Stress and Anxiety Relief Program

Note: An enhanced version of this meditation is on the Nature-Based Meditation page with audio files and how-to outline.

This Stress and Anxiety Relief Program evolved from Nature-Based Meditation classes starting in 2011.Notice: If you are experiencing chronic or unusually high levels of stress and/or anxiety your Dr. should be the first place you go to make sure it’s not stemming from a medical condition. That said, the following can also offer some relief.

Purposely distracting ourselves from our normal auto-pilot mental habits and changing them, along with creating a new mental association, gives us an easy, highly effective, and more permanent stress and anxiety relief solution.

Just kick back in a comfortable chair, or lay down, and notice your natural breathing in and out while relaxing all the muscles in your body. Let your body become more and more relaxed with each exhale for up to 15 minutes.

If you have difficulties when paying attention to breathing such as a lack of breath or feel a heaviness on your chest, common with people who have asthma, instead of paying attention to breathing, silently count down 3,2,1 then start over at 3 again. Each time you each time you count down relax all the muscles in your body. Let your body become more and more relaxed with each count down.

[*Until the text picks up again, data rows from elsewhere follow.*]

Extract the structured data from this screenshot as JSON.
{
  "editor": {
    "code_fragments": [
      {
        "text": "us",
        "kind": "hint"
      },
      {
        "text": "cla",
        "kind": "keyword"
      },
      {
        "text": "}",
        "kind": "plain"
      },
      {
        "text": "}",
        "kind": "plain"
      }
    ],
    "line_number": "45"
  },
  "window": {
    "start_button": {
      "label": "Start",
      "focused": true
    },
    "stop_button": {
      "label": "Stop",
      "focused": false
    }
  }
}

Generally speaking, we have up to 12-15 minutes before our minds begin placing extra importance on trying to evaluate our surroundings, making it more difficult when we try to push it for longer periods. And within 30 minutes blood begins to pool in our feet, legs, and seat, decreasing the amount of blood flowing through the brain. This can cause light-headedness or even have deceptive mental experiences. This period can be even shorter for people with a variety of cardiovascular health issues, or when sitting in positions that can further restrict blood flow. So sticking to the 15 minute rule gives us an optimal time-frame for deeply relaxing safely and more effectively. If you want to go for longer just divide it up into shorter intervals and stretch and move around a little in between.

This simple relaxation activity can do more than just helping us deeply relax. Through repetition, it creates a natural mental association between being aware of our breathing (or counting down) and becoming deeply-relaxed. Then we can start using this mental association to combat stress and anxiety in our daily lives by purposely paying attention to our breathing (or counting down) when we feel stressed or anxious…a natural relaxation-response kicks in because of the mental association we’ve created. By repeatedly paying attention to our breathing (or counting down) when feeling stressed or anxious, we create a new mental response habit for stress and anxiety.

How long does it take to create a new mental habit? According to a study by Phillippa Lally, a health psychology researcher at University College London, it takes 66 days on average. In Lally’s study, it took anywhere from 18 days to 254 days for people to form a new habit.